When this occurs, it doesn’t have to be a huge issue; a simple “let’s evaluate that against our integrity standards and make sure we’re all on the same page that it aligns” may go a long way. However, just pointing out the decline isn’t enough.
It may also need guiding someone through a relapse and back to a position of honesty. This is a chance for leaders to have a good discussion and initiate an internal change.
Make a policy of tolerance
While the nuances of integrity may be complicated, the basic line is straightforward. What will we do if people aren’t truthful?
What will we do if someone’s behaviors are inconsistent with our values? What is the sliding scale we’ll use to determine how far the activities are from being compliant?
What is the moment at which we take action? To what degree is this true?
There are just two questions that need to be addressed. Were they truthful? And did their activities follow our integrity principles?
If the response to any of those questions is no, you have two choices: coach and remediate the team member or punish the team member up to and including termination. For issues of honesty, I suggest a zero-tolerance approach.
When a team member can’t be trusted to be honest, particularly in the face of hardship, they can’t be on the team, in my opinion. We must be able to put our faith in one another to do the right thing.
There is a chance for coaching and correction when there are concerns about alignment with principles. We can assist someone in aligning themselves with a principle.
For example, a principle might be that we have difficult discussions early on. The issue of when is it too early and when is it appropriate may be readily taught.
Remember that a blanket zero-tolerance approach will not work.

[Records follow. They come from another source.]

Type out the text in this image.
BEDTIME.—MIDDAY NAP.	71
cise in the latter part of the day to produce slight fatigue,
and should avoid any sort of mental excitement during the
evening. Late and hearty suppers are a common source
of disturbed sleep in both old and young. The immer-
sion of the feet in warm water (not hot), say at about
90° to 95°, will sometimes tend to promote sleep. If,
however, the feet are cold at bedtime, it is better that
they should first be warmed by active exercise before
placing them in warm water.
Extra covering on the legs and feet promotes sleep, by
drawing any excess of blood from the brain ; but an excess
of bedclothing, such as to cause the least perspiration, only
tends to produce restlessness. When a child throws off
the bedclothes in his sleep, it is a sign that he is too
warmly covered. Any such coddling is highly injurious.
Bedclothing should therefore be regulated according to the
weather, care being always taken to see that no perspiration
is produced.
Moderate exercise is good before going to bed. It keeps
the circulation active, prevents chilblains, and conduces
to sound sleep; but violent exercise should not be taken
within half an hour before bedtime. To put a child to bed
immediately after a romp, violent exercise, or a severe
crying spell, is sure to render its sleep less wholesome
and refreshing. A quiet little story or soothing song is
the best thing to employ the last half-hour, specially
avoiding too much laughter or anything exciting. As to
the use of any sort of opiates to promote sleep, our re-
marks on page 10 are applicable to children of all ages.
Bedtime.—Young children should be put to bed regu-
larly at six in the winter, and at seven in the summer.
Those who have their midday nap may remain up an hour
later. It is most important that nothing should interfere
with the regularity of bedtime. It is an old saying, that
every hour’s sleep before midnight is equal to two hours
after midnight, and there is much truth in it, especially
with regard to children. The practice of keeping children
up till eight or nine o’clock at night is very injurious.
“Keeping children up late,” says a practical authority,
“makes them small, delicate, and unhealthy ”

For it to be successful, integrity leaves much too much up to interpretation.
Leaders should be taught how to lead by example
Leaders, like the rest of us, need coaching. Because of the complexities of integrity, we can’t presume that everyone “gets it.”
Instead, put integrity on the table and begin having frank discussions about real-life circumstances that call integrity into doubt. From the day-to-day operations of the business, you’ll almost certainly have plenty of chances for discussions and coaching on your values.
Then concentrate on how these leaders can deal with these circumstances and their management potential. Think in terms of scale, and remember that if one individual is having trouble understanding a concept, they represent a much bigger total that needs more clarity as well.
Remind leaders that it’s critical to speak openly about how they make choices and handle issues of integrity. Some leaders are so ingrained in their values that they don’t even know they’re providing a positive example for their employees.
Rather of letting these moments pass you by, take a step back and discuss what factors you were dealing with, how you selected amongst them, and what the result of your choice was with your team. These mentoring opportunities arise seldom, so it’s critical to seize them when they do.
Slowing down and guiding individuals through the mental process of establishing alignment with integrity increases their chances of being able to repeat the process and eventually arrive at a better aligned result on their own in the future.
For many of us, the nuances of how decisions fit with the organization’s leadership team’s values raise concerns of integrity. Rather than brushing minor transgressions under the rug, we may utilize them to broaden our emphasis on integrity, redefine what it means for the company, and move toward a more honest, principle-driven workplace.
Teams may flourish and create without being hampered by toxicity in the workplace when they operate in an atmosphere with integrity. That is an atmosphere in which everyone has a chance to win.